Anyway, having mentioned transfer speculation right at the start, I should remark upon the couple of items which have surfaced in the past week. Firstly, Bruno Manga’s agent Yvan Le Mee was quoted as saying “All I can tell you is that Premier League clubs are interested.With what he showed at Cardiff for two years, it is logical that Bruno is attracting the interest of the world.”.
Those words have prompted rumours that Swansea, Palace and West Ham are looking at the Gabon international centreback. Now, based on how Bruno performed at Sheffield Wednesday and when he came on against Birmingham, I think he’d be lucky indeed to end up at one of those clubs next season, but I’ve always thought that he could well leave us this summer because he is one of a number of first team squad members whose deals with the club are up in a year’s time – some of the others in that category would be more willing to commit to Cardiff again than Bruno would I suspect.

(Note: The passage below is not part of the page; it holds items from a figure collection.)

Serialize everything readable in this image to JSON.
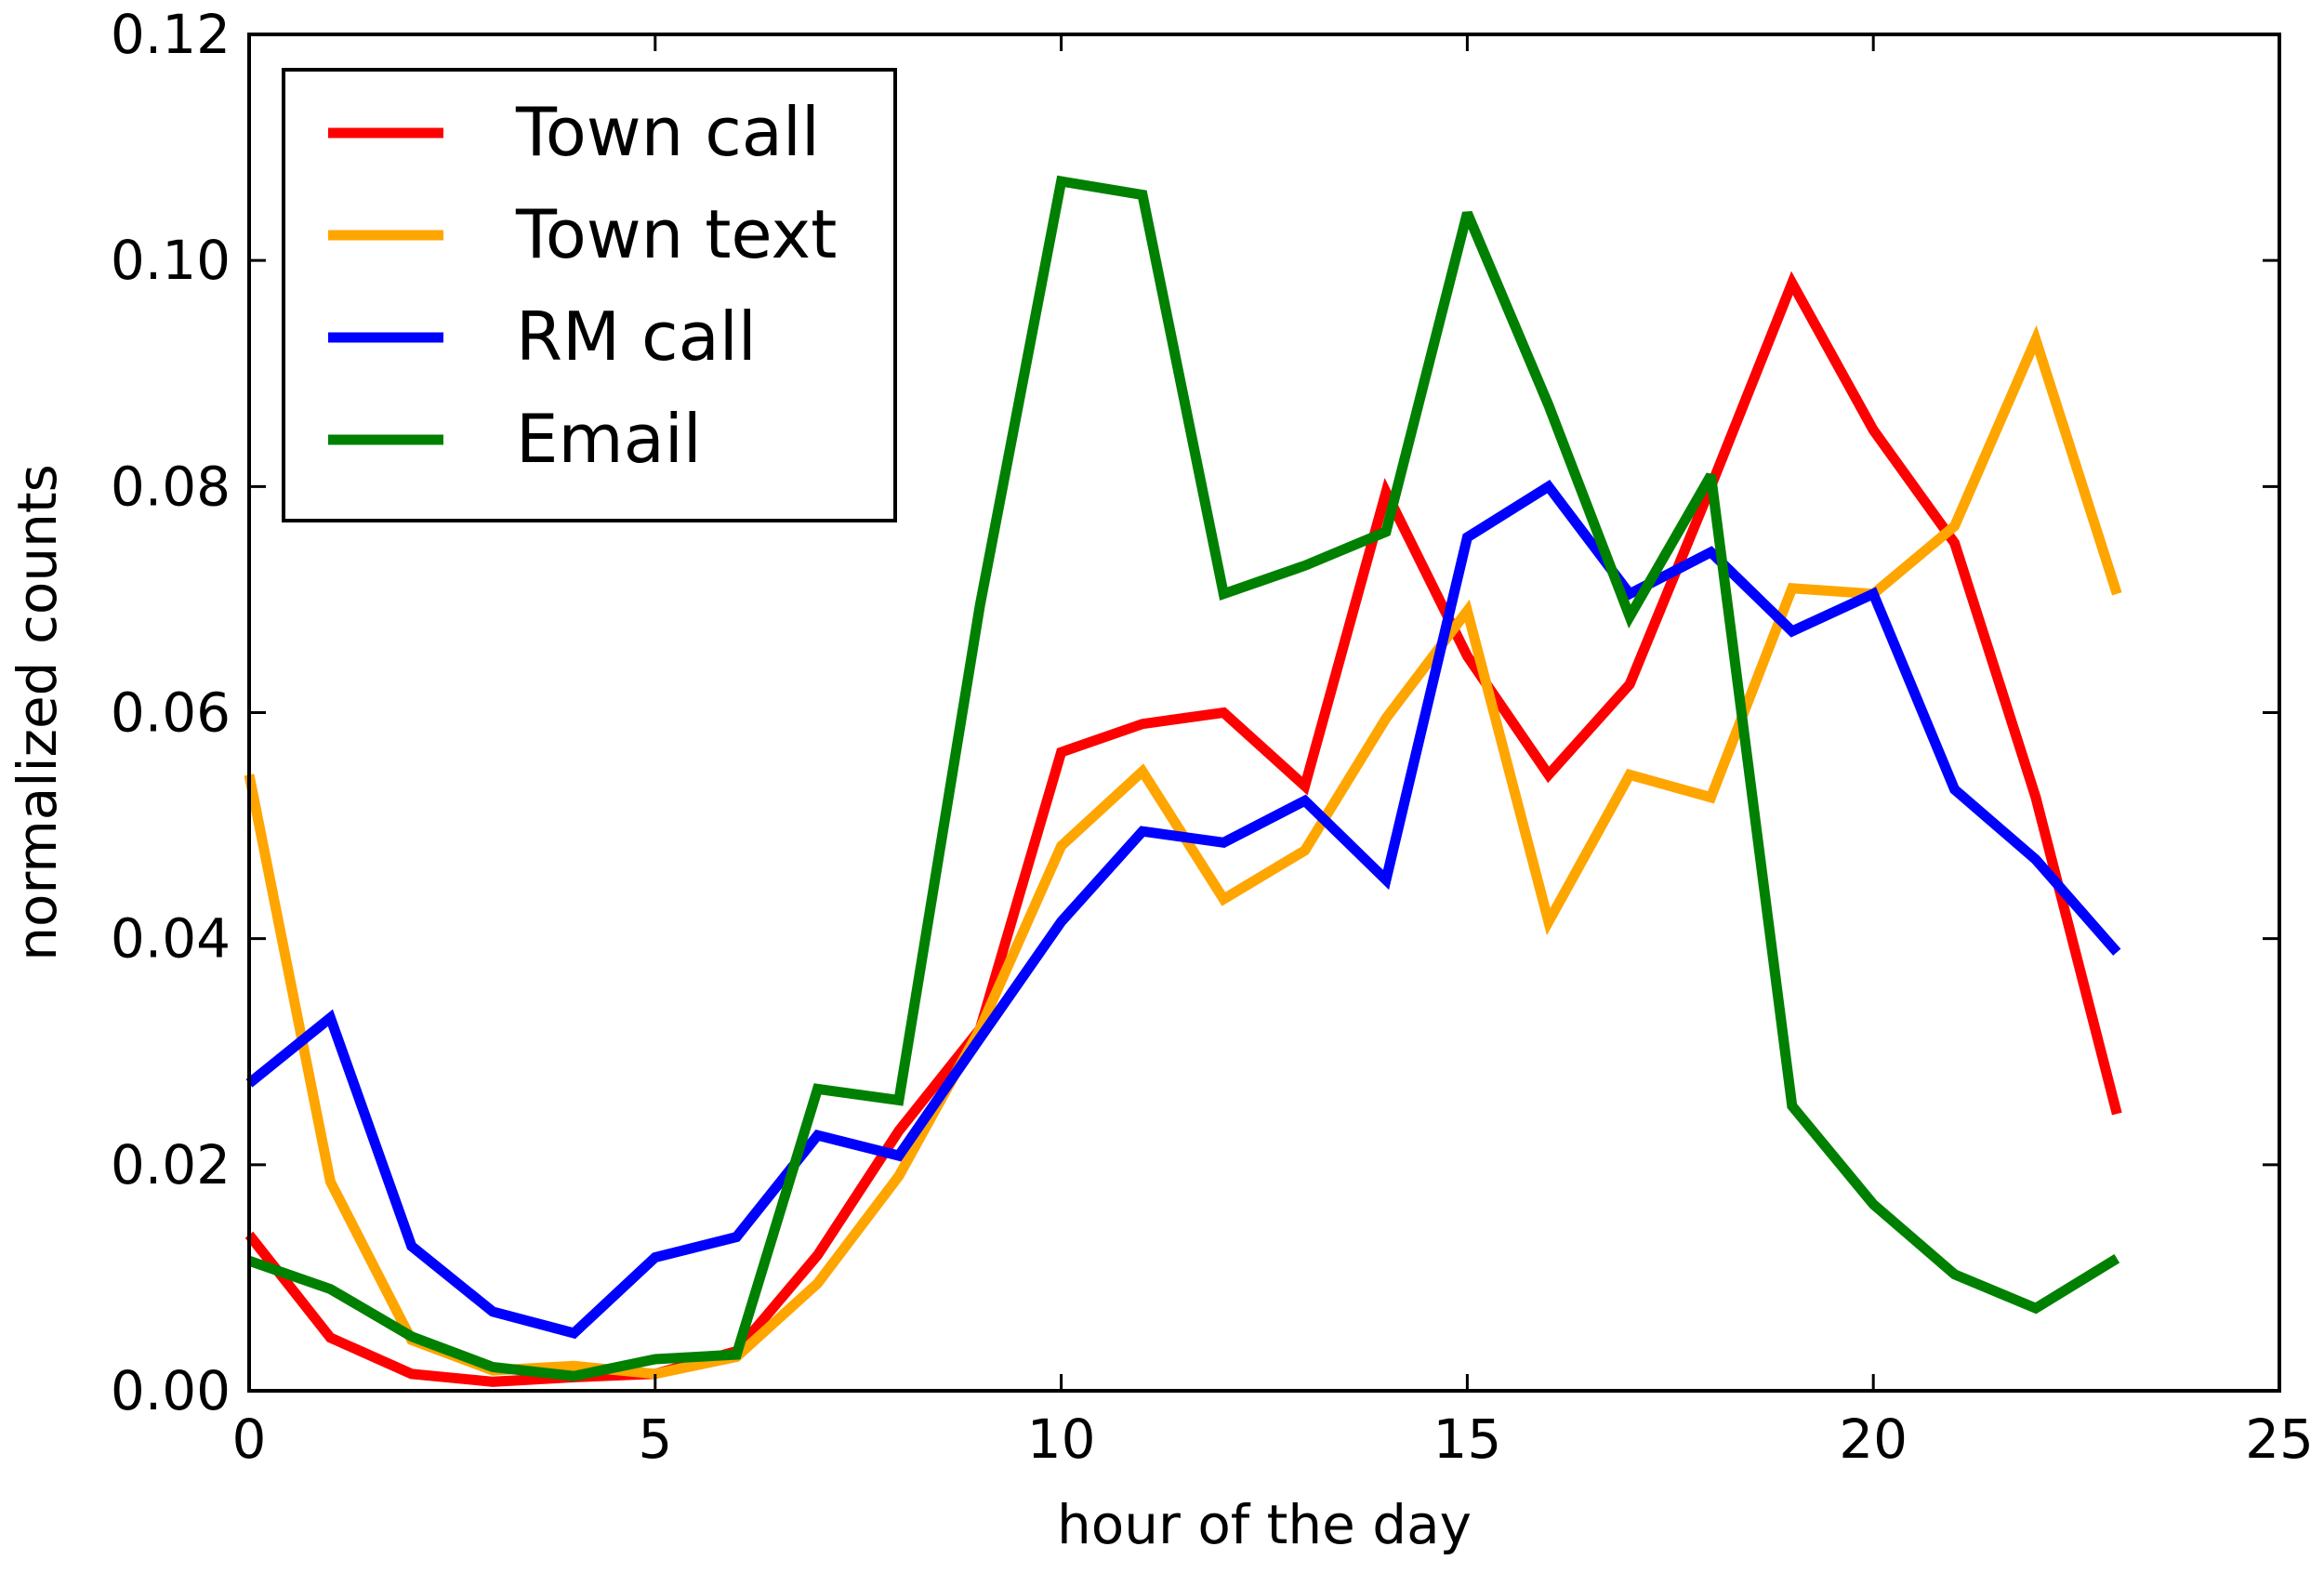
{
  "chart_data": {
    "type": "line",
    "title": "",
    "xlabel": "hour of the day",
    "ylabel": "normalized counts",
    "xlim": [
      0,
      25
    ],
    "ylim": [
      0,
      0.12
    ],
    "xticks": [
      0,
      5,
      10,
      15,
      20,
      25
    ],
    "xtick_labels": [
      "0",
      "5",
      "10",
      "15",
      "20",
      "25"
    ],
    "yticks": [
      0,
      0.02,
      0.04,
      0.06,
      0.08,
      0.1,
      0.12
    ],
    "ytick_labels": [
      "0.00",
      "0.02",
      "0.04",
      "0.06",
      "0.08",
      "0.10",
      "0.12"
    ],
    "grid": false,
    "legend_position": "top-left",
    "x": [
      0,
      1,
      2,
      3,
      4,
      5,
      6,
      7,
      8,
      9,
      10,
      11,
      12,
      13,
      14,
      15,
      16,
      17,
      18,
      19,
      20,
      21,
      22,
      23
    ],
    "series": [
      {
        "name": "Town call",
        "color": "#ff0000",
        "values": [
          0.0138,
          0.0047,
          0.0015,
          0.0008,
          0.0012,
          0.0015,
          0.0035,
          0.012,
          0.023,
          0.032,
          0.0565,
          0.059,
          0.06,
          0.0535,
          0.0795,
          0.065,
          0.0545,
          0.0625,
          0.08,
          0.098,
          0.085,
          0.075,
          0.0525,
          0.0245
        ]
      },
      {
        "name": "Town text",
        "color": "#ffa500",
        "values": [
          0.0545,
          0.0185,
          0.0045,
          0.0018,
          0.0022,
          0.0015,
          0.003,
          0.0095,
          0.019,
          0.032,
          0.0482,
          0.0548,
          0.0435,
          0.0478,
          0.0595,
          0.069,
          0.0415,
          0.0545,
          0.0525,
          0.071,
          0.0705,
          0.0765,
          0.093,
          0.0705
        ]
      },
      {
        "name": "RM call",
        "color": "#0000ff",
        "values": [
          0.0272,
          0.033,
          0.0128,
          0.007,
          0.0051,
          0.0118,
          0.0136,
          0.0226,
          0.0208,
          0.0312,
          0.0415,
          0.0495,
          0.0485,
          0.0522,
          0.0452,
          0.0755,
          0.08,
          0.0705,
          0.0742,
          0.0672,
          0.0705,
          0.0532,
          0.047,
          0.0388
        ]
      },
      {
        "name": "Email",
        "color": "#008000",
        "values": [
          0.0115,
          0.009,
          0.0048,
          0.0021,
          0.0013,
          0.0028,
          0.0032,
          0.0267,
          0.0257,
          0.0695,
          0.107,
          0.1058,
          0.0705,
          0.073,
          0.076,
          0.1042,
          0.0872,
          0.0685,
          0.081,
          0.0252,
          0.0165,
          0.0103,
          0.0073,
          0.0117
        ]
      }
    ]
  }
}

As for players coming in, we’ve been linked with Norwich’s Alexander Tettey who, it’s being reported, is going to be released by the East Anglian club who were relegated (along with Newcastle) in the week. On the face of it, Tettey would be a good signing for us, but we could expect plenty of competition from other clubs in the Championship (and, maybe, higher) who’d be interested in him – also, I’m pretty sure that he, like Lex Immers, would do nothing to increase the amount of attacking pace in the squad.
Finally, a few words about the Championship Play Offs. The first legs of the Semi Finals have already taken place and it looks like we will be seeing an all Yorkshire Final. Sheffield Wednesday were 2-0 winners over Brighton at Hillsborough on Friday night – not all over by any means, but with Brighton having not scored against Wednesday in three meetings this season now and having lost four of their players with injuries which threaten to keep them out of tomorrow’s return leg, it’s hard to see them turning the deficit around.
The other tie looks even more cut and dried after Hull’s 3-0 win at Derby yesterday lunchtime where I couldn’t quite make up my mind whether it was Hull’s brilliance or Derby’s ineptitude that was responsible for an away win which was as comprehensive as the scoreline suggests. However, having seemingly turned things around after their defeat here at the beginning of last month, the Championship’s biggest spending outfit showed all of the lack of unity which had me thinking a few weeks back that they were the team we could overhaul in the top six.